# IE z-index Problem bei include



## gruebel-gruebel (10. Oktober 2008)

Hallöle,

ich bekomm folgendes nicht hin habe auch im Internet nichts gefunden was das Problem beheben könnte .

Es hat alles funktioniert BIS ich 2 Dateien includet habe.
Ich habe zwei aufklappbar Menüs auf meiner Seite. 
1 tes Menü in einer CSS DAtei funktioniert bestens.
2 tes Menü in der index DAtei in der jetzt 2 Dateien includet werden. 
Firefox kein Problem nur beim IE fließt das geöffnete Menü unter das Angebot. es soll aber darüber laufen.
Meine Frage ist erst mal muss etwas beachtet werden beim IE wenn ich etwas includen will.
 MFG

grübel-grübel


----------



## SnEaKy (10. Oktober 2008)

Das hat weniger was mit deinem [PHPF]inlcude[/PHPF] zu tun, eher mit dem CSS. Wahrscheinlich musst du für den IE ein anderes CSS benutzen, als du es für FF nutzt.http://www.css4you.de/wsboxmodell/index.html


----------



## gruebel-gruebel (10. Oktober 2008)

danke für die schnelle Antwort.
Wie schon geschrieben hat es funktioniert habe es ohne include probiert und es hat funktioniert nur beim includen funktioniert es nicht.
Ich habe auch nicht verändert.

mfg gg


----------



## Sven Mintel (10. Oktober 2008)

Wie SnEaKy schon erwähnt hat, hat das rein garnichts mit PHP oder include() zu tun.

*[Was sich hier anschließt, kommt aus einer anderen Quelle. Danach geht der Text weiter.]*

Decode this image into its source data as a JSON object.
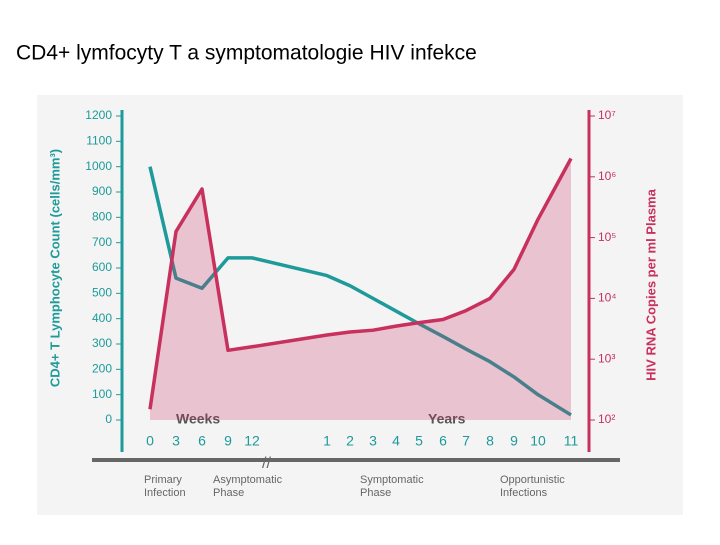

Die Browser verarbeiten das, was ihnen der Server sendet(Browser->Quelltext), und dabei ist für sie für sie nicht von Bedeutung, wer diese Daten wie erstellt hat.


----------



## Maik (10. Oktober 2008)

Hi,

ein Link zu der Seite wäre an dieser Stelle ganz hilfreich, um der Ursache auf den Grund gehen zu können.

mfg Maik


----------



## gruebel-gruebel (10. Oktober 2008)

Hier ist die Seite:

http://www.stamps24.eu/index.php

Gehe bitte im Menü auf >> EUROPA >> Deutschland >> Berlin  << klick.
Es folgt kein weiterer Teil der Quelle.